Смотрю туда же: грязь, окурки,
Две тётки на скамье, а третий — кто же он?
Очки. Треух. Тулупчик. Бурки.
«А в тамбуре — второй. Сейчас меня возьмут».
Застывший взгляд и дробный шёпот.
О, долгий ужас тех мистических минут,
О, их бессмысленность и опыт!
Мы в Переделкине сошли. Сошёл и тот.
А некто в форменной тужурке:
«Где будет Лукино?» — «Вон там». — И поворот.
И я оглядываюсь: бурки!
Оставили шоссе. Свернули в Лукино.
Проулками до дачи.
Безлюдно и черно. Чуть светится окно.
Есть водка. Будет чай горячий.
Волнуются жена и дети. Впятером
Ждём час и два. Ну, слава Богу,
Ошибка: не пришли! И он, дыша теплом,
В себя приходит понемногу
И улыбается: «Начальника признать
Легко, а бурки — признак первый».
А Катя: «Коленька, могу тебя понять,
В вагоне разыгрались нервы».
Я знаю, что собрат зверей, растений, птиц,
Боялся он до дней конечных
Волков-опричников, волков-самоубийц,
Волчиных мастеров заплечных…
(Из поэмы «Вячеславу. Жизнь Переделкинская»)
В этом добросовестном изложении есть неточность: в Караганде Заболоцкий был уже не лагерником, а полусвободным. И ещё: боялся ли он «до дней конечных»?.. Совершенно очевидно: до 1956 года, до XX съезда партии, поэт весьма опасался угодить в повторники — то есть снова стать зэком. Эта угроза была вполне реальна. Недаром, принимая в Переделкине старого друга И. С. Сусанина, Заболоцкий условился с ним больше не встречаться: зачем дразнить гусей? Ведь за обоими наверняка следят. А вот как зададутся важным вопросом: о чём это там шушукаются два бывших «врага народа», что замышляют? Да что товарищ по лагерю!.. Даже с родным братом Алексеем не захотел личной встречи. Помогать помогал младшему брату, попавшему к немцам в плен, а потом, уже на родине, отмотавшему за это десять лет лагерей, — а принимать у себя дома в Переделкине отказался. Бережёного Бог-то поберёг — но братья-то ведь больше так и не увиделись…

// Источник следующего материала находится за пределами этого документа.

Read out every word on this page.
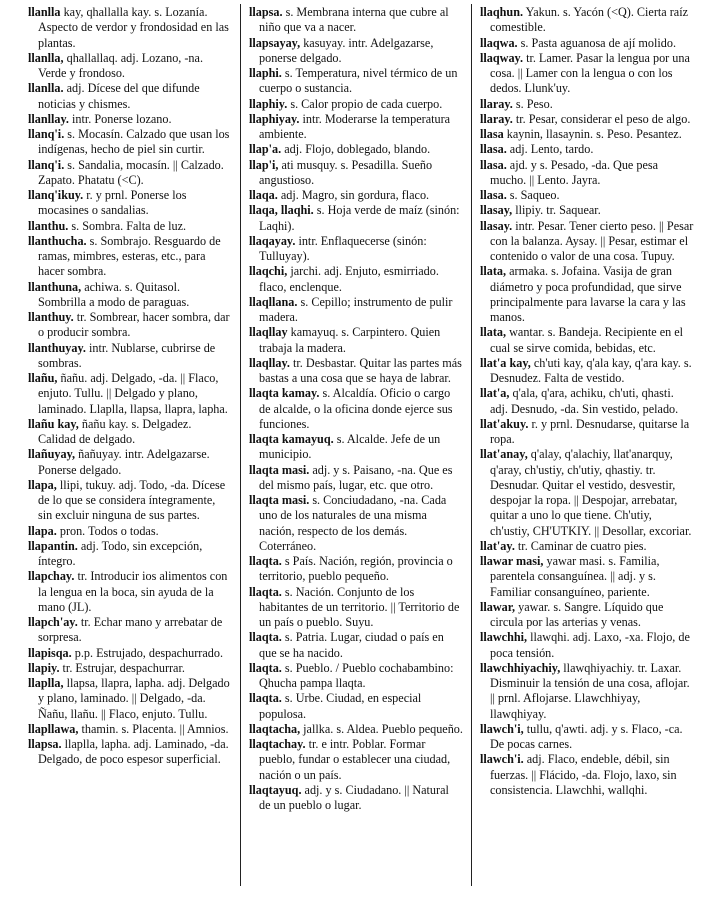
llanlla kay, qhallalla kay. s. Lozanía. Aspecto de verdor y frondosidad en las plantas.

llanlla, qhallallaq. adj. Lozano, -na. Verde y frondoso.

llanlla. adj. Dícese del que difunde noticias y chismes.

llanllay. intr. Ponerse lozano.

llanq'i. s. Mocasín. Calzado que usan los indígenas, hecho de piel sin curtir.

llanq'i. s. Sandalia, mocasín. || Calzado. Zapato. Phatatu (<C).

llanq'ikuy. r. y prnl. Ponerse los mocasines o sandalias.

llanthu. s. Sombra. Falta de luz.

llanthucha. s. Sombrajo. Resguardo de ramas, mimbres, esteras, etc., para hacer sombra.

llanthuna, achiwa. s. Quitasol. Sombrilla a modo de paraguas.

llanthuy. tr. Sombrear, hacer sombra, dar o producir sombra.

llanthuyay. intr. Nublarse, cubrirse de sombras.

llañu, ñañu. adj. Delgado, -da. || Flaco, enjuto. Tullu. || Delgado y plano, laminado. Llaplla, llapsa, llapra, lapha.

llañu kay, ñañu kay. s. Delgadez. Calidad de delgado.

llañuyay, ñañuyay. intr. Adelgazarse. Ponerse delgado.

llapa, llipi, tukuy. adj. Todo, -da. Dícese de lo que se considera íntegramente, sin excluir ninguna de sus partes.

llapa. pron. Todos o todas.

llapantin. adj. Todo, sin excepción, íntegro.

llapchay. tr. Introducir ios alimentos con la lengua en la boca, sin ayuda de la mano (JL).

llapch'ay. tr. Echar mano y arrebatar de sorpresa.

llapisqa. p.p. Estrujado, despachurrado.

llapiy. tr. Estrujar, despachurrar.

llaplla, llapsa, llapra, lapha. adj. Delgado y plano, laminado. || Delgado, -da. Ñañu, llañu. || Flaco, enjuto. Tullu.

llapllawa, thamin. s. Placenta. || Amnios.

llapsa. llaplla, lapha. adj. Laminado, -da. Delgado, de poco espesor superficial.

llapsa. s. Membrana interna que cubre al niño que va a nacer.

llapsayay, kasuyay. intr. Adelgazarse, ponerse delgado.

llaphi. s. Temperatura, nivel térmico de un cuerpo o sustancia.

llaphiy. s. Calor propio de cada cuerpo.

llaphiyay. intr. Moderarse la temperatura ambiente.

llap'a. adj. Flojo, doblegado, blando.

llap'i, ati musquy. s. Pesadilla. Sueño angustioso.

llaqa. adj. Magro, sin gordura, flaco.

llaqa, llaqhi. s. Hoja verde de maíz (sinón: Laqhi).

llaqayay. intr. Enflaquecerse (sinón: Tulluyay).

llaqchi, jarchi. adj. Enjuto, esmirriado. flaco, enclenque.

llaqllana. s. Cepillo; instrumento de pulir madera.

llaqllay kamayuq. s. Carpintero. Quien trabaja la madera.

llaqllay. tr. Desbastar. Quitar las partes más bastas a una cosa que se haya de labrar.

llaqta kamay. s. Alcaldía. Oficio o cargo de alcalde, o la oficina donde ejerce sus funciones.

llaqta kamayuq. s. Alcalde. Jefe de un municipio.

llaqta masi. adj. y s. Paisano, -na. Que es del mismo país, lugar, etc. que otro.

llaqta masi. s. Conciudadano, -na. Cada uno de los naturales de una misma nación, respecto de los demás. Coterráneo.

llaqta. s País. Nación, región, provincia o territorio, pueblo pequeño.

llaqta. s. Nación. Conjunto de los habitantes de un territorio. || Territorio de un país o pueblo. Suyu.

llaqta. s. Patria. Lugar, ciudad o país en que se ha nacido.

llaqta. s. Pueblo. / Pueblo cochabambino: Qhucha pampa llaqta.

llaqta. s. Urbe. Ciudad, en especial populosa.

llaqtacha, jallka. s. Aldea. Pueblo pequeño.

llaqtachay. tr. e intr. Poblar. Formar pueblo, fundar o establecer una ciudad, nación o un país.

llaqtayuq. adj. y s. Ciudadano. || Natural de un pueblo o lugar.

llaqhun. Yakun. s. Yacón (<Q). Cierta raíz comestible.

llaqwa. s. Pasta aguanosa de ají molido.

llaqway. tr. Lamer. Pasar la lengua por una cosa. || Lamer con la lengua o con los dedos. Llunk'uy.

llaray. s. Peso.

llaray. tr. Pesar, considerar el peso de algo.

llasa kaynin, llasaynin. s. Peso. Pesantez.

llasa. adj. Lento, tardo.

llasa. ajd. y s. Pesado, -da. Que pesa mucho. || Lento. Jayra.

llasa. s. Saqueo.

llasay, llipiy. tr. Saquear.

llasay. intr. Pesar. Tener cierto peso. || Pesar con la balanza. Aysay. || Pesar, estimar el contenido o valor de una cosa. Tupuy.

llata, armaka. s. Jofaina. Vasija de gran diámetro y poca profundidad, que sirve principalmente para lavarse la cara y las manos.

llata, wantar. s. Bandeja. Recipiente en el cual se sirve comida, bebidas, etc.

llat'a kay, ch'uti kay, q'ala kay, q'ara kay. s. Desnudez. Falta de vestido.

llat'a, q'ala, q'ara, achiku, ch'uti, qhasti. adj. Desnudo, -da. Sin vestido, pelado.

llat'akuy. r. y prnl. Desnudarse, quitarse la ropa.

llat'anay, q'alay, q'alachiy, llat'anarquy, q'aray, ch'ustiy, ch'utiy, qhastiy. tr. Desnudar. Quitar el vestido, desvestir, despojar la ropa. || Despojar, arrebatar, quitar a uno lo que tiene. Ch'utiy, ch'ustiy, CH'UTKIY. || Desollar, excoriar.

llat'ay. tr. Caminar de cuatro pies.

llawar masi, yawar masi. s. Familia, parentela consanguínea. || adj. y s. Familiar consanguíneo, pariente.

llawar, yawar. s. Sangre. Líquido que circula por las arterias y venas.

llawchhi, llawqhi. adj. Laxo, -xa. Flojo, de poca tensión.

llawchhiyachiy, llawqhiyachiy. tr. Laxar. Disminuir la tensión de una cosa, aflojar. || prnl. Aflojarse. Llawchhiyay, llawqhiyay.

llawch'i, tullu, q'awti. adj. y s. Flaco, -ca. De pocas carnes.

llawch'i. adj. Flaco, endeble, débil, sin fuerzas. || Flácido, -da. Flojo, laxo, sin consistencia. Llawchhi, wallqhi.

Есть свидетельства, что приступы даже не страха — но ужаса — порой охватывали Заболоцкого помимо воли и самообладания. Так, Наталия Роскина вспоминает, как ужаснулся поэт, когда она в декабре 1956 года в Доме творчества при посторонних раздражённо ответила одной даме: «Я человек не простой и не советский». По этому поводу Заболоцкий закатил ей целую сцену: так-де выражаться ни в коем случае нельзя. Роскина уточняет: она вовсе не считала Николая Алексеевича мелким трусом: «Напротив, я думаю, что весь кошмар нашей жизни заключается не в том, что боятся трусы, а в том, что боятся храбрые».